A recent post in Advanced Substrate News co-authored by Jean-Eric Michallet, Hughes Metras and Perrine Batude of CEA-Leti, titled Going Up! Monolithic 3D as an Alternative to CMOS Scaling, supports this theory, and compares current approaches to 3D IC stacking using TSVs to interconnect stacked die, with the advantages of Monolithic 3D (M3D) – also known as sequential 3D.
According the post, M3D increases density “sequentially” within a single process flow, as opposed to the TSV approach, which is applied to die that have already been processed. One of the benefits noted is that M3D allows for increasing density without requiring downscaling of individual features. M3D could also provide a gain in performance by reducing the metal wiring delay, thanks to direct contact between transistor levels. From a cost perspective, M3D appears to offer a competitive advantage over equivalent N+1 scaling nodes: the scaling achieved in node N and even N-1 can be leveraged for another generation. The post also demonstrates the M3D process flow, based on SOI wafers.

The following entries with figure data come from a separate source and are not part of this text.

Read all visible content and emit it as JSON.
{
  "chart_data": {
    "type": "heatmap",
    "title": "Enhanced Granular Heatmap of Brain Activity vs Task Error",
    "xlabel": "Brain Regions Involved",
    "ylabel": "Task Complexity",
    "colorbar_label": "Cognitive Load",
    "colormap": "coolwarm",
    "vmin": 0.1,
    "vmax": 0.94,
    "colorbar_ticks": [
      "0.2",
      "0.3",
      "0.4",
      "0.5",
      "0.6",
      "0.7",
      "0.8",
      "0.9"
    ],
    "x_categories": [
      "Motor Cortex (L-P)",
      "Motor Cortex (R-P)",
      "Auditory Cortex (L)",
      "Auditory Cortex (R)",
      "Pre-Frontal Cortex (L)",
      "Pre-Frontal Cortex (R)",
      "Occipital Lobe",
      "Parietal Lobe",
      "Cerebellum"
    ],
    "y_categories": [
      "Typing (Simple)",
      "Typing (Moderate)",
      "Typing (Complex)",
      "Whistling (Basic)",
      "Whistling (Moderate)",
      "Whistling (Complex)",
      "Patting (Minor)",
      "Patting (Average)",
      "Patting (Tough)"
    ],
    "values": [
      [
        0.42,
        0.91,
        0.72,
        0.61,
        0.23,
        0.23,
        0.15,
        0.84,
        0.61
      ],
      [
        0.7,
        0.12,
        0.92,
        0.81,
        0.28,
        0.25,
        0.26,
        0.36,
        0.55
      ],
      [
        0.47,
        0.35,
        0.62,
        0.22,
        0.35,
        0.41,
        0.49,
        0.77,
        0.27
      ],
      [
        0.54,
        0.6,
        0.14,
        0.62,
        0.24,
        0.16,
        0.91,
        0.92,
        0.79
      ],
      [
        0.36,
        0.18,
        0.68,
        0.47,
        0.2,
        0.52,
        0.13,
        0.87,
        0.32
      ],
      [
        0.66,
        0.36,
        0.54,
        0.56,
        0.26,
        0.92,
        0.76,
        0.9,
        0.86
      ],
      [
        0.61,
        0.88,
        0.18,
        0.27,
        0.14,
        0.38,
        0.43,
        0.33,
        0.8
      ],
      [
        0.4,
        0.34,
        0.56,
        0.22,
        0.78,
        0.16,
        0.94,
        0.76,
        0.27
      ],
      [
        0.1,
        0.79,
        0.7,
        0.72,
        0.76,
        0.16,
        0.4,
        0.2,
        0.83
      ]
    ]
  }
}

Leti is so sure about the promise this technology holds, that it has begun building an M3D ecosystem of partners to “enable rapid industrialization of the process.” QUALCOMM has already thrown its hat in the ring, having recently partnered with LETI on the M3D mission and dedicating resources to assess the feasibility of M3D.
In other 2.5D and 3D coverage, SemiEngineering’s Mark LePedus canvased the main players in the industry to get a better idea of the current direction of 2.5D and 3D IC progress. His post is titled Time To Revisit 2.5D and 3D, which I find to be amusing as most of us never stepped away from 2.5D and 3D, but have had our eye firmly on the prize the whole time. Nethertheless, LePedus gives a comprehensive update on the 3D roadmap, the various approaches to collaboration, expected product ramps from major players, and has some straight numbers on how much 3D is going to cost us, and a breakdown of cost by process.
Overall, the post doesn’t reveal anything earth shattering, and it comes to the same conclusion that we’ve been talking about on 3D InCites for some time; a gradual ramp, with costs coming down gradually to make sense for the next round of products. ~ F.v.T.